Dentro c’era un diario.

La pelle era screpolata, le pagine fragili. Apparteneva a un certo Ettore Manfredi, datato 1919. Era un ebanista, e quella tavola era la sua creazione più preziosa. Ma il diario raccontava molto più di tecnica: parlava di sette incontri segreti che si erano tenuti attorno a quella tavola, durante e dopo la Grande Guerra.

Ettore aveva ospitato un gruppo di artisti, pensatori e attivisti che sognavano un’Italia nuova, libera da autoritarismi, in un’epoca in cui certe idee ti potevano mandare dritto in galera. Si chiamavano “I Sette Silenziosi”. Ogni seduta alla tavola era un piccolo atto di rivoluzione.

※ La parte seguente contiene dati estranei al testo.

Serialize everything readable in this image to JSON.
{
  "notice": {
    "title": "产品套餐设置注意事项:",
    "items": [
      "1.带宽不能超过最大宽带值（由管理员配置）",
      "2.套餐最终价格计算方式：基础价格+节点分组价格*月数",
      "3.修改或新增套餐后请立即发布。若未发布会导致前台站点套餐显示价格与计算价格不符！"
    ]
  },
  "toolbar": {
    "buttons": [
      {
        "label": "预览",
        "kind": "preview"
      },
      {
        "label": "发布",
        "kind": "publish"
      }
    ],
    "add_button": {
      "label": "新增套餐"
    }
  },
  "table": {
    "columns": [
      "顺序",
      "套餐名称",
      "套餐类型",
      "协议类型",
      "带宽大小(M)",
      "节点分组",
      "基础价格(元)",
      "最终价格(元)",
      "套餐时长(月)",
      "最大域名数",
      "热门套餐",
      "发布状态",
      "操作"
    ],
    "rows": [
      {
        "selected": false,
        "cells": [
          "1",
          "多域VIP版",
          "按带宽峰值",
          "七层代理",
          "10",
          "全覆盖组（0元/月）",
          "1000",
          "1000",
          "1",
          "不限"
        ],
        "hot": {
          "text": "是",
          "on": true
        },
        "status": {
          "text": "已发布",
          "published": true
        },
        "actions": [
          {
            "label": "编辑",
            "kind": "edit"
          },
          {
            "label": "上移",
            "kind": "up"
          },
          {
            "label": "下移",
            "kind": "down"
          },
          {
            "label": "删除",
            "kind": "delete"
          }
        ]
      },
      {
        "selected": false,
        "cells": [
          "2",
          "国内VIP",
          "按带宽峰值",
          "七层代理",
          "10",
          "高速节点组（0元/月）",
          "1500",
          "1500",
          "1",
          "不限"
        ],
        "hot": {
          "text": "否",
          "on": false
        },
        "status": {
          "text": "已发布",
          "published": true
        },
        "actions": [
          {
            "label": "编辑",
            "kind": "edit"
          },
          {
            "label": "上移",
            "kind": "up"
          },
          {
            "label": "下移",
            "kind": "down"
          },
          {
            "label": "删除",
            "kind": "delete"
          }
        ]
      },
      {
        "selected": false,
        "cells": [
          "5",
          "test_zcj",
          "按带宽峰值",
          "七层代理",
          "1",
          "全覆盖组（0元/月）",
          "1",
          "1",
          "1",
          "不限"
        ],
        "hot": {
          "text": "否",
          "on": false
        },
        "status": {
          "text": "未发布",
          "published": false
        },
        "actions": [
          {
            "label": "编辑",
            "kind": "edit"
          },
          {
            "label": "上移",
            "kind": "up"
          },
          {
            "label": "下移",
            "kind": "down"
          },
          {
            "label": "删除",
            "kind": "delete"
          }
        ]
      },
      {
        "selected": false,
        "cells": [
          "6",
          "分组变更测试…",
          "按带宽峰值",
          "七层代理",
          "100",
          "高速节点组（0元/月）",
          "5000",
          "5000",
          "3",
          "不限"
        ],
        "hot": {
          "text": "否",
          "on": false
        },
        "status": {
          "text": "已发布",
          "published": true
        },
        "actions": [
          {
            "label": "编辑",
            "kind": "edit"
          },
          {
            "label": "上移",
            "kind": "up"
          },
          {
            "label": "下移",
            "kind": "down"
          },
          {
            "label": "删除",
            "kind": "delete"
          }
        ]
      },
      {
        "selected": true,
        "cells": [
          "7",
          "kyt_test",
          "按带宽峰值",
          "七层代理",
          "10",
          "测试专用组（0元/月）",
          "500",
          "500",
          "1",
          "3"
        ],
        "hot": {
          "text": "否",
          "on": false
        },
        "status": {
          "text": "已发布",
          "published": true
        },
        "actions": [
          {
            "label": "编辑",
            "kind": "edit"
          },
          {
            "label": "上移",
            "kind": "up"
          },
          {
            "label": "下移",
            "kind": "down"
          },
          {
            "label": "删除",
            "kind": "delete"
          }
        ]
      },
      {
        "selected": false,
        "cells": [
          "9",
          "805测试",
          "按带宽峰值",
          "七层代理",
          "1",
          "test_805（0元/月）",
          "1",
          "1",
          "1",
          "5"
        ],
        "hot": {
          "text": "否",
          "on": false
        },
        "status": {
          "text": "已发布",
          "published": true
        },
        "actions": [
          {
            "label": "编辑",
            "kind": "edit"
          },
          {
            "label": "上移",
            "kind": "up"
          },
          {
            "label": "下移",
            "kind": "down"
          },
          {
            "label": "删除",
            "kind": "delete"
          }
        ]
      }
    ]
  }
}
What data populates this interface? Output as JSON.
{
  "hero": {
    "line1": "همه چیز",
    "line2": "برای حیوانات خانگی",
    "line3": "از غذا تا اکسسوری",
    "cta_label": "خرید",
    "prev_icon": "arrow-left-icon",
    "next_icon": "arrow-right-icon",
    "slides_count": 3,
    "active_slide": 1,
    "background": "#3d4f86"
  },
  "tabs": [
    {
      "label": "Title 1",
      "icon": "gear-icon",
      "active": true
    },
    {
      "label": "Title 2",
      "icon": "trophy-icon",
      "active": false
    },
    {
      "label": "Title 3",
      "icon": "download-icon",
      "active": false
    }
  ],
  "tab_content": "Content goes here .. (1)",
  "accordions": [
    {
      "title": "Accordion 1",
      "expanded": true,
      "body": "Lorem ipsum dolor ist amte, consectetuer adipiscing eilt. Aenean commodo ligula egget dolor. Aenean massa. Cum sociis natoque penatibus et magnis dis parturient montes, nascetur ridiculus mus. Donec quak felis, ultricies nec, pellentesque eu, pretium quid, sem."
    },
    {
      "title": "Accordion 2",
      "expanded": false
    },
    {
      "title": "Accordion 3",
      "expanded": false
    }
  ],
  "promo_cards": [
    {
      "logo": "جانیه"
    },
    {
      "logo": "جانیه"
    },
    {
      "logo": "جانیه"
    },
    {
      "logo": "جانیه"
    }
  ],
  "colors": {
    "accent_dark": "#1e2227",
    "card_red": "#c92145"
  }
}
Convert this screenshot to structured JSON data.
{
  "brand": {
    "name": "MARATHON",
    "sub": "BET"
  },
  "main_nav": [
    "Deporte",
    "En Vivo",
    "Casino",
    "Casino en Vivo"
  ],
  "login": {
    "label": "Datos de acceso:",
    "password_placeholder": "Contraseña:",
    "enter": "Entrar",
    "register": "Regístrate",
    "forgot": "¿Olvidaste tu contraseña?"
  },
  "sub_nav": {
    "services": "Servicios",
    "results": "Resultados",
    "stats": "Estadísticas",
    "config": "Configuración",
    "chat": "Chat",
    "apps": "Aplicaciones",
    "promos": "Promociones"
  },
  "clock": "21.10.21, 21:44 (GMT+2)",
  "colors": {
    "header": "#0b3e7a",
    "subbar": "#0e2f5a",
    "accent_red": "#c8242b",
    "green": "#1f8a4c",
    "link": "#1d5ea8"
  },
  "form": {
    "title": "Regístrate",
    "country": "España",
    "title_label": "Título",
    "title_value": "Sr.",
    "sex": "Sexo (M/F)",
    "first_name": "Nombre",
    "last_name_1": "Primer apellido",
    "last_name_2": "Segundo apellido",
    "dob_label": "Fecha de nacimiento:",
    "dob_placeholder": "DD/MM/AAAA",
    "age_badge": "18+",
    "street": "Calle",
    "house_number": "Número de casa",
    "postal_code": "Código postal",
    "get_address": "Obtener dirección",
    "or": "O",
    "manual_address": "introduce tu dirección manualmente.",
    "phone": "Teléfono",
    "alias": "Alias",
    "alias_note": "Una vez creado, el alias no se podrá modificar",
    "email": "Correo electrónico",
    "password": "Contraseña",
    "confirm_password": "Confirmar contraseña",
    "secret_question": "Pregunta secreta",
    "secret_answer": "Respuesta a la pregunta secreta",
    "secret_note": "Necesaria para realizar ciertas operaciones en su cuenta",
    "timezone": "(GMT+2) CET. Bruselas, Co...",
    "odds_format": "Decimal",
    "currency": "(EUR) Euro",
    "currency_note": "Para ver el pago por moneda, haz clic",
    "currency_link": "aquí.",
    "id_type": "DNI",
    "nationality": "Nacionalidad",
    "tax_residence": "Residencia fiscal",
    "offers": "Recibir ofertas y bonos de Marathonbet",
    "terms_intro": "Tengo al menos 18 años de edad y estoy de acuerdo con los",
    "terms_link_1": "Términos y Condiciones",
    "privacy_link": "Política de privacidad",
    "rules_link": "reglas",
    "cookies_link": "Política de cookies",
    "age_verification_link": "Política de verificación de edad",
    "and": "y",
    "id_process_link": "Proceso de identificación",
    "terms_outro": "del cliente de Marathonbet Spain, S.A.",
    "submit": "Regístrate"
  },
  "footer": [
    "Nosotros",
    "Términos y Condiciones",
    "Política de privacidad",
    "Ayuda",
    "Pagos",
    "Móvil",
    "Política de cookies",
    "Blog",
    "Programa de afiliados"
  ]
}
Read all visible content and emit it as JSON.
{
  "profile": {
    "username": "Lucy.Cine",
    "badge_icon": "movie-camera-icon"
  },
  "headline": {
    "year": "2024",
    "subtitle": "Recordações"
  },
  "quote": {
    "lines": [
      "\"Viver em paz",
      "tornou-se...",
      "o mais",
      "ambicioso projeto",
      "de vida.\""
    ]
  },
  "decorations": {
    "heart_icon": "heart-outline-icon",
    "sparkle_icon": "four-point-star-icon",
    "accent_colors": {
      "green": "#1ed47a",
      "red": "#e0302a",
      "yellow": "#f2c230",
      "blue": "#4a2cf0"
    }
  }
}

Il diario includeva schizzi, lettere non spedite, poesie, riflessioni, e una mappa. Una vera mappa, con simboli e codici che all’inizio non capii. Seguendoli, scoprii che uno dei membri del gruppo aveva nascosto delle incisioni nella stessa tavola, usando un tipo di inchiostro che si rivela solo con la luce UV. Presi una torcia e la passai sul piano: comparvero nomi, date, persino frammenti di versi.

Era come se la tavola fosse un libro inciso, un pezzo di storia inciso nel legno. Ogni volta che mangiavo lì, ogni volta che ci scrivevo sopra o appoggiavo il computer, non potevo fare a meno di sentirmi parte di qualcosa di più grande. Non era solo un mobile: era memoria viva.

Alla fine, portai la scoperta a un museo storico locale. Dopo una lunga verifica, confermarono che quella tavola era unica. La volevano esporre. Ma io dissi di no.

“La tavola è nata per essere vissuta, non rinchiusa,” risposi.

E da allora, ogni mese, organizzo una cena per sette persone. Ognuna deve portare un’idea da condividere, un pensiero fuori dal coro, un sogno da liberare. E mentre i bicchieri tintinnano e le voci si incrociano, mi piace pensare che Ettore, da qualche parte, stia ancora ascoltando.